Infinitely Losing My Edge
Yeah, I'm losing my edge.
I'm losing my edge.
The kids are coming up from behind.
I'm losing my edge.
I'm losing my edge to the kids from Maldives and from Mumbai.
But I was there.
I was there in 1976.
I was there at the first Wire show in Watford.
I'm losing my edge.
I'm losing my edge to the kids whose footsteps I hear when they get on the decks.
I'm losing my edge to the internet seekers who can tell me every member of every good group from 1968 to 1975.
I'm losing my edge.
To all the kids in New York and Johannesburg.
I'm losing my edge to the art-school Edmonton kids in little jackets and borrowed nostalgia for the unremembered nineties.
I'm losing my edge.
I'm losing my edge.
I can hear the footsteps every night on the decks.
But I was there.
I was there in 1976 at the first Chic practice in a loft in New York.
I was working on the rhodes sounds with much patience.
I was there when David Bowie started up his first band.
I told him, "Don't do it that way. You'll never make a dime."
I was there.
I was the first guy playing Patti Smith to the grunge kids.
I played it at the Troubador.
Everybody thought I was crazy.
We all know.
I was there.
I was there.
I've never been wrong.
But I'm losing my edge to better-looking people with better ideas and more talent.

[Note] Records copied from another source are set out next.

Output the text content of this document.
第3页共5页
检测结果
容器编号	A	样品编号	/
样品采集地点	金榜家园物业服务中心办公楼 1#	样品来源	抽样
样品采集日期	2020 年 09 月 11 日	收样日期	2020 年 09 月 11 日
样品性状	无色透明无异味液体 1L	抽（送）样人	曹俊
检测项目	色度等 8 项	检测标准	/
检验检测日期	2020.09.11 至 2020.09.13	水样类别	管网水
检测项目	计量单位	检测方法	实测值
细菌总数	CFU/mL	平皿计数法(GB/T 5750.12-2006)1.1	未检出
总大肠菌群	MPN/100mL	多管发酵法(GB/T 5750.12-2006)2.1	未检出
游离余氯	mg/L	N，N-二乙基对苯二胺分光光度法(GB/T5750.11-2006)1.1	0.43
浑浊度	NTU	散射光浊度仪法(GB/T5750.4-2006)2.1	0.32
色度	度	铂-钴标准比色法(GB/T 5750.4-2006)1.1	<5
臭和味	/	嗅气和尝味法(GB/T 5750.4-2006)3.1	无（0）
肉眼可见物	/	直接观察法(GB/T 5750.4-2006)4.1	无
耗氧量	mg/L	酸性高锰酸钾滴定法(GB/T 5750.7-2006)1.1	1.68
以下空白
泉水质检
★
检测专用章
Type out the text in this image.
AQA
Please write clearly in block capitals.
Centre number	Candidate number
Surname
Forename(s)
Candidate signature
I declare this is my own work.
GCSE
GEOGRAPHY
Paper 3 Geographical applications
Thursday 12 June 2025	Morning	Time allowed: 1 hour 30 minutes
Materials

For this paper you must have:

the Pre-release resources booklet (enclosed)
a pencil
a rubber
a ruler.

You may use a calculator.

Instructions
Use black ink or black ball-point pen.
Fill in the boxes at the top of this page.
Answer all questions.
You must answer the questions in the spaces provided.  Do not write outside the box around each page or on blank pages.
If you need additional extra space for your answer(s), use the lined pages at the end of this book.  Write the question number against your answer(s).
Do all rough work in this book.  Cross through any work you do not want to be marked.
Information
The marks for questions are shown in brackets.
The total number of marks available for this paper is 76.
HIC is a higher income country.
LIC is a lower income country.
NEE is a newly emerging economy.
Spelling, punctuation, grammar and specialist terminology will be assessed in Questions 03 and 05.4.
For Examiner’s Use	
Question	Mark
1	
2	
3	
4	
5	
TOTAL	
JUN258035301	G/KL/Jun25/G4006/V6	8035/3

And they're actually really, really nice.
I'm losing my edge.
I heard you have a compilation of every good song ever done by anybody.
Every great song by Sex Pistols. All the underground hits.
All Tears for Fears tracks. I heard you have a vinyl of every Lafayette Afro Rock Band record on German import.
I heard that you have a white label of every seminal dance hit - 1985, '86, '87.
I heard that you have a CD compilation of every good '50s cut and another box set from the '70s.
I hear you're buying an arpeggiator and a synthesizer and are throwing your macbook out the window because you want to make something real. You want to make a Public Image Ltd. record.
I hear that you and your band have sold your linndrum and bought a harpsichord.
I hear that you and your band have sold your harpsichord and bought a linndrum.
I hear everybody that you know is more relevant than everybody that I know.
But have you seen my records?
Von Mondo,
Manfred Mann's Earth Band,
Malaria!,
Moebius,
Röyhkä ja Rättö ja Lehtisalo,
Pharaoh Sanders and the Fire Engines,
Ten City,
the Soft Cell,
David Bowie,
Junior Murvin,
The Index,
Max Romeo,
Suburban Knight,
Black Pus,
Bootsy's Rubber Band,
Ronan,
Drexciya,
Hasil Adkins,
Gil Scott Heron,
The Royal Family And The Poor,
Unwound,
Liaisons Dangereuses,
Sad Lovers and Giants,
The Real Kids,
The Raincoats,
Rowland S Howard / Lydia Lunch,
E-Dancer,
Gerry Rafferty,
Cluster,
Mary Jane Girls,
London Community Gospel Choir,
Minnie Riperton,
Babytalk,
These Immortal Souls,
Quando Quango,
F. McDonald,
Essential Logic,
Notorious Big And Bone Thugs,
Lou Reed & John Cale,
Godley & Creme,
Cymande,
Deepchord,
The Zeros,
Joe Finger,
Funkadelic,
Livin' Joy,
Zapp,
Warren Ellis,
Swans,
Lonnie Liston Smith,
The Fugs,
Gian Franco Pienzio,
Mission of Burma,
Avey Tare's Slasher Flicks,
Sun Ra Arkestra,
Heavy D & The Boyz,
Minutemen,
New Age Steppers,
Scratch Acid,
Dave Gahan,
Darondo,
Urselle, Urselle, Urselle, Urselle.
You don't know what you really want.
You don't know what you really want.
You don't know what you really want.
You don't know what you really want.
You don't know what you really want.
You don't know what you really want.
You don't know what you really want.
You don't know what you really want.
You don't know what you really want.
You don't know what you really want.
You don't know what you really want.
You don't know what you really want.
You don't know what you really want.
You don't know what you really want.
You don't know what you really want.